Am I the only one who finds it hard to hear the name Barry George without thinking of Culture Club? Every time I see a picture of Jill Dando, I start humming 'Do You Really Want to Hurt Me?'

Don't Lose your HeadBut that aside, my favourite news story of the day was this one from Canada:

"A man on a Greyhound bus travelling across the Canadian Prairies has killed and decapitated a fellow passenger. An eyewitness said the victim was stabbed 50 or 60 times by the man sitting next to him, who then severed his head with a large knife."

And I thought I'd sat next to a few nutters on the bus.

A couple of years ago, Big Sis went out for the evening with a bloke she'd met on a Greyhound Bus. Some people thought she'd lost her head that day, but clearly it could have been worse.

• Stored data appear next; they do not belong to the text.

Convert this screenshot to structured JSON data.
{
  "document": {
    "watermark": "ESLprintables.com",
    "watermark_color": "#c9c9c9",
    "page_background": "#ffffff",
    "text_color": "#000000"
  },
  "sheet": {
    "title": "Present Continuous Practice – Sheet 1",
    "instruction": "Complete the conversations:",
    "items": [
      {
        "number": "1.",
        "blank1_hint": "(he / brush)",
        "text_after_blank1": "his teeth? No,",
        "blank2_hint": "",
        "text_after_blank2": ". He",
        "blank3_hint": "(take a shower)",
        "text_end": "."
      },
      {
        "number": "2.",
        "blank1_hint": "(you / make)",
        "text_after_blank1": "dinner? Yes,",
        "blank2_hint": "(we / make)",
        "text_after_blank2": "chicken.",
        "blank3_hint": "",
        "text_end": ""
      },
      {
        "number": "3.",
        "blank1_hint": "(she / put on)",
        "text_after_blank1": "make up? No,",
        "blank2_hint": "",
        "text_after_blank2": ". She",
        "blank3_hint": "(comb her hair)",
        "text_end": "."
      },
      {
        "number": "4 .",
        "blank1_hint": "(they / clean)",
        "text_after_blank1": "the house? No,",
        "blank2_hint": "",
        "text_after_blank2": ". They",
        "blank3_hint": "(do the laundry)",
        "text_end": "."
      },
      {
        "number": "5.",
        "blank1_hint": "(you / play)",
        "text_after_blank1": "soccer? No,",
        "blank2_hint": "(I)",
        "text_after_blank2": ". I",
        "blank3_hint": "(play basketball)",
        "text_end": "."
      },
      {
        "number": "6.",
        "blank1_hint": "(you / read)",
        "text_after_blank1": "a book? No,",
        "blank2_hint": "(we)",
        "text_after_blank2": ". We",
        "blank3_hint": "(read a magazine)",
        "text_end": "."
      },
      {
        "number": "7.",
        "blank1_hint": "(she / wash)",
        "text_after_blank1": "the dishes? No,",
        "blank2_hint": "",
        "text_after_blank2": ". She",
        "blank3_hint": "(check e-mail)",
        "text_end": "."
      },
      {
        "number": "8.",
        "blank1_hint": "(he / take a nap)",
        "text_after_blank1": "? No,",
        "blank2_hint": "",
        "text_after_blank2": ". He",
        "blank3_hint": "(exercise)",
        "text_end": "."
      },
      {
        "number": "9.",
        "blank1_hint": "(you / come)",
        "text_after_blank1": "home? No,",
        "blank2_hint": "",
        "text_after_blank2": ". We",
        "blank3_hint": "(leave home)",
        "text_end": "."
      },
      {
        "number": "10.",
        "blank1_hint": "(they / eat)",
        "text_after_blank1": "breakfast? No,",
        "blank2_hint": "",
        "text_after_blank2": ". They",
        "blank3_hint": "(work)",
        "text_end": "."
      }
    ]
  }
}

Anyhoo, it's been a quiet day at work, which is why I was reading the BBC news site, but by mid-afternoon I was forced to leap into action. I received a phone call at 3:40pm from the Royal Sussex County Hospital, saying they needed an urgent supply of drugs for the weekend (don't we all), and asking if there was any way they could get hold of them. Naturally I did the only decent thing: I told them I'd take their drugs. With hindsight I wish I'd said "drive them over".

As luck would have it, I happened to know that Lisa was due to finish work at 4pm, and I couldn't help thinking that she might like a ride in the pharmacy van appreciate a lift home in her current state of pregnancy. So with patient welfare very much at the forefront of my mind, I jumped into one of Her Majesty's vehicles and headed straight for Lisa's place of work.

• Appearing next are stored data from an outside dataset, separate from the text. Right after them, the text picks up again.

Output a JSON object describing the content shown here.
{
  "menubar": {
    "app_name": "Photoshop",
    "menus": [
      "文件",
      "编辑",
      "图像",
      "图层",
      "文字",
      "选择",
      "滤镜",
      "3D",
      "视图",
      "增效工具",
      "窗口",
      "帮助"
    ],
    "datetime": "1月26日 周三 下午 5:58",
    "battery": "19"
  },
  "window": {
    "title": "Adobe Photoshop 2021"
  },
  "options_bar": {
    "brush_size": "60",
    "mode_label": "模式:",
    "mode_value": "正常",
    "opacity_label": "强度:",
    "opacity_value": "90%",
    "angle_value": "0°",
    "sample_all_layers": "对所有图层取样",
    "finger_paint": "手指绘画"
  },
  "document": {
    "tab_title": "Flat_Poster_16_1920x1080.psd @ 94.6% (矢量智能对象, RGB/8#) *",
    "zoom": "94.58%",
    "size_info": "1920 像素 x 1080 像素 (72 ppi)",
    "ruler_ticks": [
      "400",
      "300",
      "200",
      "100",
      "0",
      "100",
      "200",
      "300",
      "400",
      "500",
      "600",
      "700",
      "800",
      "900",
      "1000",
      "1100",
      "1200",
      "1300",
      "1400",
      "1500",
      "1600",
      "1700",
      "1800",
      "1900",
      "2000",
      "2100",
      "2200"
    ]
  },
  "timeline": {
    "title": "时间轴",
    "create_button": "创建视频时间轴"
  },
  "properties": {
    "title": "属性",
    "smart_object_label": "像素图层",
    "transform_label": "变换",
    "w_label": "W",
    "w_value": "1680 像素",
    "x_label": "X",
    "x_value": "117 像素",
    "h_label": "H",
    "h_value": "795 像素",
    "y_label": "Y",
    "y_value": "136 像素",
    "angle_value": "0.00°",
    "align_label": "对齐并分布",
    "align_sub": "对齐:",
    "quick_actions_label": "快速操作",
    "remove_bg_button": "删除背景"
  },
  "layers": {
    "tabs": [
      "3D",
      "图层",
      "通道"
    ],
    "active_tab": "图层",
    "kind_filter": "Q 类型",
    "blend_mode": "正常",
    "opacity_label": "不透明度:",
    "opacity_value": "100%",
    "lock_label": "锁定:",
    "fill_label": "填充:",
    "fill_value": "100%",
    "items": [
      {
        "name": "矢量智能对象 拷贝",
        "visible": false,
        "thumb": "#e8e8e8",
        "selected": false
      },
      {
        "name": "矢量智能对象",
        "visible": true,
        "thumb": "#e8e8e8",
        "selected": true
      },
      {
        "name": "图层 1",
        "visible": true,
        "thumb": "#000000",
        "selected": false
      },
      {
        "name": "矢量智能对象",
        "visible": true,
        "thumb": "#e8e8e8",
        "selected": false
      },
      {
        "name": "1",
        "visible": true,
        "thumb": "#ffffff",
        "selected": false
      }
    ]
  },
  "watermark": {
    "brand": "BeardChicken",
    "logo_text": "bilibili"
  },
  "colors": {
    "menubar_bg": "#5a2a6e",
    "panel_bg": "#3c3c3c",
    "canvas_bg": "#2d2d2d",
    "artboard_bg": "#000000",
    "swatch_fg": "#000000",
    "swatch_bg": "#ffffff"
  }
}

Unfortunately, despite looking like she's got a space hopper up her blouse, Lisa can move more quickly than you think. By the time I got there, she'd already left, and was heading down the main road on foot. I soon caught up with her in the drugsmobile, but herein lies the problem: Lisa is the most unobservant person I've ever met. Frankly it's a miracle she ever spotted me on Victoria station four years ago. She has a tendency to head in a straight line (usually in the wrong direction), looking permanently ahead and refusing to veer from her path, come hell, high water, or white van man screaming her name across two lanes of traffic.

I shouted at her from the right-hand lane of a dual carriageway, waved my arms, then turned right, did a u-turn, and pulled onto the pavement. As she neared the corner, I honked my horn, leaned out of the window, and shouted again. She stopped. But only because there was a red man on the crossing. And I don't mean me. So I floored the accelerator, pulled up to the traffic lights, saw the green man appear, and watched as she crossed the road three feet in front of my van.

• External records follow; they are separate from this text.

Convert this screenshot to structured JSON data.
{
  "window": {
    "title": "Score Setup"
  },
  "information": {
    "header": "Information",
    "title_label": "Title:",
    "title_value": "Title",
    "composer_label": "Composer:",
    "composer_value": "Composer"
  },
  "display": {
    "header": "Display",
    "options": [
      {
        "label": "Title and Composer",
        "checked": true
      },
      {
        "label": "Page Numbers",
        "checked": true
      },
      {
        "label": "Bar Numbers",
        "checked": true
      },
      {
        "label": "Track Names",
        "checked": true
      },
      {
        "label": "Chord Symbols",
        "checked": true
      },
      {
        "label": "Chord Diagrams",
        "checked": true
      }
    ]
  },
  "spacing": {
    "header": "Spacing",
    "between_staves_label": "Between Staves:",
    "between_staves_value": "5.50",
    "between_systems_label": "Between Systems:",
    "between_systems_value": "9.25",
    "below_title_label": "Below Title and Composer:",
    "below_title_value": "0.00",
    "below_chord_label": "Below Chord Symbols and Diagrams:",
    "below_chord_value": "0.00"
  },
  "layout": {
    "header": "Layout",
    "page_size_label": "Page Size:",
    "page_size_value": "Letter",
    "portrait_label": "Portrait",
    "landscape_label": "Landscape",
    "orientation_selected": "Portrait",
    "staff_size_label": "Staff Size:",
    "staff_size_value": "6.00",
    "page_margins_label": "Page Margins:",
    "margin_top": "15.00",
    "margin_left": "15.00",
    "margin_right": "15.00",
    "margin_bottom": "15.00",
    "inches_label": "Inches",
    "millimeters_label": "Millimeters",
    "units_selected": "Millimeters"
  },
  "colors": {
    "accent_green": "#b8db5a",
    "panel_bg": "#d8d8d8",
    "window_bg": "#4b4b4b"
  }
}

I have to say, shouting at pedestrians on a pelican crossing does tend to get you some odd looks from members of the public. Unfortunately the only person not to turn, stare, and start to take down my registration number was Lisa. I waved and shouted at her again thirty seconds later as I overtook the girl for a third time, but as I write this, Lisa still has no idea I was ever there. And she won't do until she reads this post.